Lesslie Newbigin: Missionary Theologian by Paul Weston


A minister from the Church of Scotland and promising student of theology answered God’s call to be a missionary to India back in the early part of the 20th Century. His name was Newbigin, and he was so loved by the Christian believers in South India, when the new Church of South India was formed they elected him as their first bishop. Returning back to his homeland of Britain in the last part of the century, Newbigin was struck by the unbelief that had enveloped a once “Christian nation.” Having been used to the theological terrain of pluralism of a Hindu nation, Newbigin began a ministry of theological reflection on the need to bring the gospel back to the Western world.
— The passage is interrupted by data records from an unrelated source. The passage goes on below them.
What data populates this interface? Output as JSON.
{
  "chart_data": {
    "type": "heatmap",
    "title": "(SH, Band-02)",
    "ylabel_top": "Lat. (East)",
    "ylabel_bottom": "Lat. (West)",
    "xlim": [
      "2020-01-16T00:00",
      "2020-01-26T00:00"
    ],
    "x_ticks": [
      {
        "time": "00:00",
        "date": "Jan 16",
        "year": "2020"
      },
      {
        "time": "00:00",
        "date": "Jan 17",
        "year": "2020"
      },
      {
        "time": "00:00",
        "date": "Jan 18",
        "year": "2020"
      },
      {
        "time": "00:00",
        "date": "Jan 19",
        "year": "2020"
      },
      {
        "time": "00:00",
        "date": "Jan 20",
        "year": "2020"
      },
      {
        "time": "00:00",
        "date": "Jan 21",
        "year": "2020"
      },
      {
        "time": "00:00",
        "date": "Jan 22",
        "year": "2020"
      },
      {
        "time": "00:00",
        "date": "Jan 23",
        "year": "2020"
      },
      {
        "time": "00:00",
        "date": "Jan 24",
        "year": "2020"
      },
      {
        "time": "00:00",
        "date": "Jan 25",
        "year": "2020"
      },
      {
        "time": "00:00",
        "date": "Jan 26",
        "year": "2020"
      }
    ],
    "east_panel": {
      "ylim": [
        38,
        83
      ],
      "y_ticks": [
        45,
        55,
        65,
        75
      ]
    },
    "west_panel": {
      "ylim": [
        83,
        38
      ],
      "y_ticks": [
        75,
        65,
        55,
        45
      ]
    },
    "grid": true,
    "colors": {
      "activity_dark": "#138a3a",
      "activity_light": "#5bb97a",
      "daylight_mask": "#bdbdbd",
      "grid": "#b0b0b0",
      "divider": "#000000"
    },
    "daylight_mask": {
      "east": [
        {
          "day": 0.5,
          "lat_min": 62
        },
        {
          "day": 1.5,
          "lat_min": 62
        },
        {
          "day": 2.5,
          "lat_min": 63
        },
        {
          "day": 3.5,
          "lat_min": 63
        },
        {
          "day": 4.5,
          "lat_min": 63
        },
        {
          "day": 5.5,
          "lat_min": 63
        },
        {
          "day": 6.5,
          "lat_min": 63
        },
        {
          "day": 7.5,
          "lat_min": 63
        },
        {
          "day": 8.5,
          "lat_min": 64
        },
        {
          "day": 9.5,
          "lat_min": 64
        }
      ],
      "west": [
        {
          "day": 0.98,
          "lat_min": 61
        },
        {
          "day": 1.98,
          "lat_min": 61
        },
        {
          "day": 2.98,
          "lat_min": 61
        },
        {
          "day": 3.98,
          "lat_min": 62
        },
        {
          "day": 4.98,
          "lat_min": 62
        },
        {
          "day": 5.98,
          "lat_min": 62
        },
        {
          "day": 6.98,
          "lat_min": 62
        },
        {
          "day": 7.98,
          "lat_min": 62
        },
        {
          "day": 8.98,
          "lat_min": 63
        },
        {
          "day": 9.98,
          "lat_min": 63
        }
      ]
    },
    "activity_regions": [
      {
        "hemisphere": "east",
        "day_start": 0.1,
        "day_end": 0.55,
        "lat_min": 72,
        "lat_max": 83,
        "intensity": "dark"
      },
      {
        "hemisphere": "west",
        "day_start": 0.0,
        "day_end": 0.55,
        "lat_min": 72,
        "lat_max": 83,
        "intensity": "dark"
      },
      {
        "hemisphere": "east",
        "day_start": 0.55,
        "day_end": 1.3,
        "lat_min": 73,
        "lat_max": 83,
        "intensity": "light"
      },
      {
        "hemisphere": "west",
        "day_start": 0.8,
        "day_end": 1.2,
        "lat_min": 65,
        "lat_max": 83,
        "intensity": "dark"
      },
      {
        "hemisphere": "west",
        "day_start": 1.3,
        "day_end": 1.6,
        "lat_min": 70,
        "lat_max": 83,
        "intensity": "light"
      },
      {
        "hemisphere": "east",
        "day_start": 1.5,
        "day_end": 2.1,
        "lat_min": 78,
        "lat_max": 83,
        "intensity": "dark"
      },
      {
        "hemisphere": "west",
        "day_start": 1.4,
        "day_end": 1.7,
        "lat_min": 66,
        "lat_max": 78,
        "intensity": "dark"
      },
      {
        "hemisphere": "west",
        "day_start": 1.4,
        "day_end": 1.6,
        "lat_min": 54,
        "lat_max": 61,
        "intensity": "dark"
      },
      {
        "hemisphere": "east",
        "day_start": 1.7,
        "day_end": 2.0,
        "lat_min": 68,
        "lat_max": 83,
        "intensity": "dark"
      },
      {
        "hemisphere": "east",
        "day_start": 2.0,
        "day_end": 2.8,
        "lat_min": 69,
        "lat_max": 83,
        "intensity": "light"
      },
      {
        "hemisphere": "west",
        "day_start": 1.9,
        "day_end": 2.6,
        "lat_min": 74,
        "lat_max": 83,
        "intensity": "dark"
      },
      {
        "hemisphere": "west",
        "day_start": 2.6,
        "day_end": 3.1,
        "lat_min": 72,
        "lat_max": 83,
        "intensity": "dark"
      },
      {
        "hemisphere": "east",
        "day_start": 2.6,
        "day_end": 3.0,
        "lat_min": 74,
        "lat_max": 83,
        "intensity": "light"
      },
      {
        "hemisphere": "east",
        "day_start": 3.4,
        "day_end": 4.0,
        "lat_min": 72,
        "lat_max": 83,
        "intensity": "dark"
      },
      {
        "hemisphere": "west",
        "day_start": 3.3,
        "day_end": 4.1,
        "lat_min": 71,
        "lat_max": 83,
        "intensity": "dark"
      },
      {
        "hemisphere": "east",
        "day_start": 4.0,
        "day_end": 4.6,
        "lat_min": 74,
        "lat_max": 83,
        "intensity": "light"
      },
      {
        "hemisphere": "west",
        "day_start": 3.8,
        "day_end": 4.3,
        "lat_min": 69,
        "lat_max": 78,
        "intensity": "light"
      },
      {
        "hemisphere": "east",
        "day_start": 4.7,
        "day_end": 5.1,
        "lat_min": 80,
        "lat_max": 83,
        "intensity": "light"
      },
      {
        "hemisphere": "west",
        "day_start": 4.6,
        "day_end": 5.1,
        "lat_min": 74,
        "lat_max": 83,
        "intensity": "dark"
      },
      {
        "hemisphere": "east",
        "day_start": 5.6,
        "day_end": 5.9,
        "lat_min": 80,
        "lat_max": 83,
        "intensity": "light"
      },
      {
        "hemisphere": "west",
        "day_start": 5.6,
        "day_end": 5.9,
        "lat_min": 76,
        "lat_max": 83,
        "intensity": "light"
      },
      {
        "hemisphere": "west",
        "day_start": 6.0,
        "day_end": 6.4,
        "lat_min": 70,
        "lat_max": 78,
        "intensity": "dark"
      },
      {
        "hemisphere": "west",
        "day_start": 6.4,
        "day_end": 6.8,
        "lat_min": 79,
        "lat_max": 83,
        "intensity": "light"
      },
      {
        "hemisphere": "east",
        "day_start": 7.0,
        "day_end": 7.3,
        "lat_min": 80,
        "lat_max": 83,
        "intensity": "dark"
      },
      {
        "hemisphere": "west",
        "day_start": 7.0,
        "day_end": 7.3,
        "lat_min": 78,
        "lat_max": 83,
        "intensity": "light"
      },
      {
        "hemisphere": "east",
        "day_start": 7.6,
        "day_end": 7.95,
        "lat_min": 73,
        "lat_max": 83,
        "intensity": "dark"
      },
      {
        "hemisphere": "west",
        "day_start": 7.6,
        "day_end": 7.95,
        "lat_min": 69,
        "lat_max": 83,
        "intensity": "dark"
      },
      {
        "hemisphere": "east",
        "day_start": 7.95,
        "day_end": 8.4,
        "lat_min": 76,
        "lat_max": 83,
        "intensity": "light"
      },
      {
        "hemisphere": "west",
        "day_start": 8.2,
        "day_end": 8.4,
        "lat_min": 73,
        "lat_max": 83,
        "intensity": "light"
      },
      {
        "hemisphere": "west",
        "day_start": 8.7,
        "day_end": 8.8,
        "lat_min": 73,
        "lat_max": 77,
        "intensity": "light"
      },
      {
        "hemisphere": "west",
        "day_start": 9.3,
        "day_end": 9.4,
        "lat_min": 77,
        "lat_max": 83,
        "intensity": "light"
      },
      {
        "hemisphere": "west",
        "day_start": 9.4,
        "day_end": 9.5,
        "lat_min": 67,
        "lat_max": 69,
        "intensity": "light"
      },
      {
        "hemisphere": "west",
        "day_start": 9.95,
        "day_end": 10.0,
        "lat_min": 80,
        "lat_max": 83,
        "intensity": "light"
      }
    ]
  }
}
This sentiment has created a new and almost vogue way to look at missions. I have been very appreciative of the kinds of issues Newbigin addresses and especially his treatment of the liberalism of the church that promotes relativism which undercuts the very power of the Gospel that is fundamentally about truth and is not culturally derived. Newbigin clearly articulated the call that the Gospel is public truth. I caution any reader to beware of the way that Newbigin is being quoted and used today. Newbigin is hard to put in a box, because he was not a systematic theologian. He was first and foremost a missionary and a pastor. He placed his prophetic ministry in the context of the mainline church and the broader church of the ecumenical movement. While critical of the movement, he was also a part of it and he should be read in light of his context. His books "Foolishness to the Greeks", "Public Truth", and "The Gospel in a Pluralistic World" are among the best of theological apologetics aimed at our age.